Lo que para uno es revelación, para otro puede ser indiferencia. Los gustos no obedecen a una escala objetiva: responden a historias personales, estados de ánimo, recuerdos, heridas y celebraciones. Cada sensibilidad es única, aunque a veces coincida con otras. Esas coincidencias —las que alguna vez dieron origen a comunidades— hoy parecen diluirse en una marea de individuos que caminan como zombis digitales, replicando estereotipos, consumiendo lo que se les indica, confundiendo elección con imposición.

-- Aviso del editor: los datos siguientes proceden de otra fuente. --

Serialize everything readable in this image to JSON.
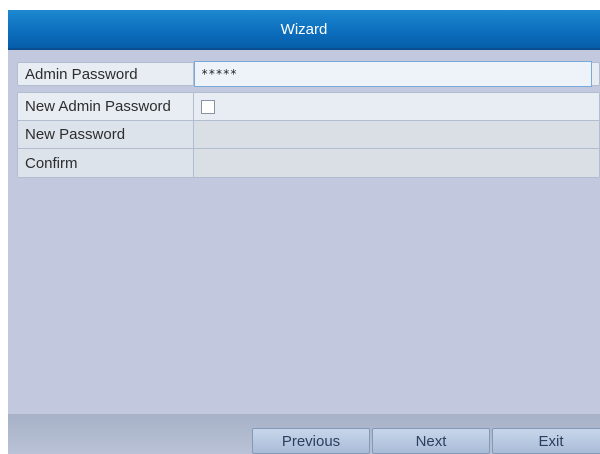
{
  "window": {
    "title": "Wizard"
  },
  "form": {
    "admin_password": {
      "label": "Admin Password",
      "value": "*****"
    },
    "new_admin_password": {
      "label": "New Admin Password",
      "checked": false
    },
    "new_password": {
      "label": "New Password",
      "value": ""
    },
    "confirm": {
      "label": "Confirm",
      "value": ""
    }
  },
  "footer": {
    "previous_label": "Previous",
    "next_label": "Next",
    "exit_label": "Exit"
  },
  "colors": {
    "titlebar": "#0c6fbe",
    "panel": "#c2c9df"
  }
}
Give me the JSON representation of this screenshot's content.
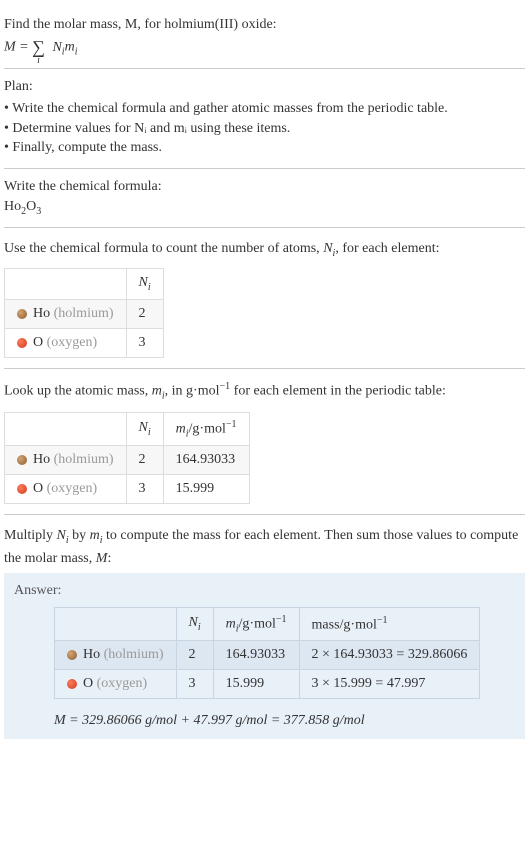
{
  "intro": {
    "line1": "Find the molar mass, M, for holmium(III) oxide:",
    "formula_lhs": "M = ",
    "formula_sum_sub": "i",
    "formula_rhs": "N",
    "formula_rhs_sub1": "i",
    "formula_rhs2": "m",
    "formula_rhs_sub2": "i"
  },
  "plan": {
    "title": "Plan:",
    "items": [
      "Write the chemical formula and gather atomic masses from the periodic table.",
      "Determine values for Nᵢ and mᵢ using these items.",
      "Finally, compute the mass."
    ]
  },
  "chemFormula": {
    "title": "Write the chemical formula:",
    "ho": "Ho",
    "ho_sub": "2",
    "o": "O",
    "o_sub": "3"
  },
  "countAtoms": {
    "title_pre": "Use the chemical formula to count the number of atoms, ",
    "title_var": "N",
    "title_sub": "i",
    "title_post": ", for each element:",
    "header_n": "N",
    "header_n_sub": "i",
    "rows": [
      {
        "dot": "ho-dot",
        "sym": "Ho",
        "name": "(holmium)",
        "n": "2"
      },
      {
        "dot": "o-dot",
        "sym": "O",
        "name": "(oxygen)",
        "n": "3"
      }
    ]
  },
  "atomicMass": {
    "title_pre": "Look up the atomic mass, ",
    "title_var": "m",
    "title_sub": "i",
    "title_mid": ", in g·mol",
    "title_sup": "−1",
    "title_post": " for each element in the periodic table:",
    "header_n": "N",
    "header_n_sub": "i",
    "header_m": "m",
    "header_m_sub": "i",
    "header_m_unit": "/g·mol",
    "header_m_sup": "−1",
    "rows": [
      {
        "dot": "ho-dot",
        "sym": "Ho",
        "name": "(holmium)",
        "n": "2",
        "m": "164.93033"
      },
      {
        "dot": "o-dot",
        "sym": "O",
        "name": "(oxygen)",
        "n": "3",
        "m": "15.999"
      }
    ]
  },
  "multiply": {
    "title_pre": "Multiply ",
    "n_var": "N",
    "n_sub": "i",
    "title_by": " by ",
    "m_var": "m",
    "m_sub": "i",
    "title_mid": " to compute the mass for each element. Then sum those values to compute the molar mass, ",
    "M_var": "M",
    "title_post": ":"
  },
  "answer": {
    "label": "Answer:",
    "header_n": "N",
    "header_n_sub": "i",
    "header_m": "m",
    "header_m_sub": "i",
    "header_m_unit": "/g·mol",
    "header_m_sup": "−1",
    "header_mass": "mass/g·mol",
    "header_mass_sup": "−1",
    "rows": [
      {
        "dot": "ho-dot",
        "sym": "Ho",
        "name": "(holmium)",
        "n": "2",
        "m": "164.93033",
        "mass": "2 × 164.93033 = 329.86066"
      },
      {
        "dot": "o-dot",
        "sym": "O",
        "name": "(oxygen)",
        "n": "3",
        "m": "15.999",
        "mass": "3 × 15.999 = 47.997"
      }
    ],
    "final": "M = 329.86066 g/mol + 47.997 g/mol = 377.858 g/mol"
  }
}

Decir “lo mejor de…” no es un gesto inocente. Es una forma de reducir el campo de lo posible, de estrechar la experiencia del lector, de sugerir que existe una sola verdad y que alguien —quien escribe— tiene la potestad de enunciarla. Pero el arte no funciona así. El arte no se mide, no se ordena, no se jerarquiza sin perder algo esencial en el camino.

Sólo quien está frente a una canción, un disco o un artista puede decidir qué le sucede con eso. Sólo ahí ocurre lo verdadero. Todo lo demás es ruido, mercado, narrativa de autoridad.

Por eso no hacemos listas. No dictamos veredictos. No elegimos “lo mejor del año”. Nuestros resúmenes hablan de números, no de gustos. No queremos condicionar sensibilidades ni bajar línea. Preferimos dejar ese lugar vacío para que cada quien lo llene con lo que realmente le pertenece: su propia experiencia.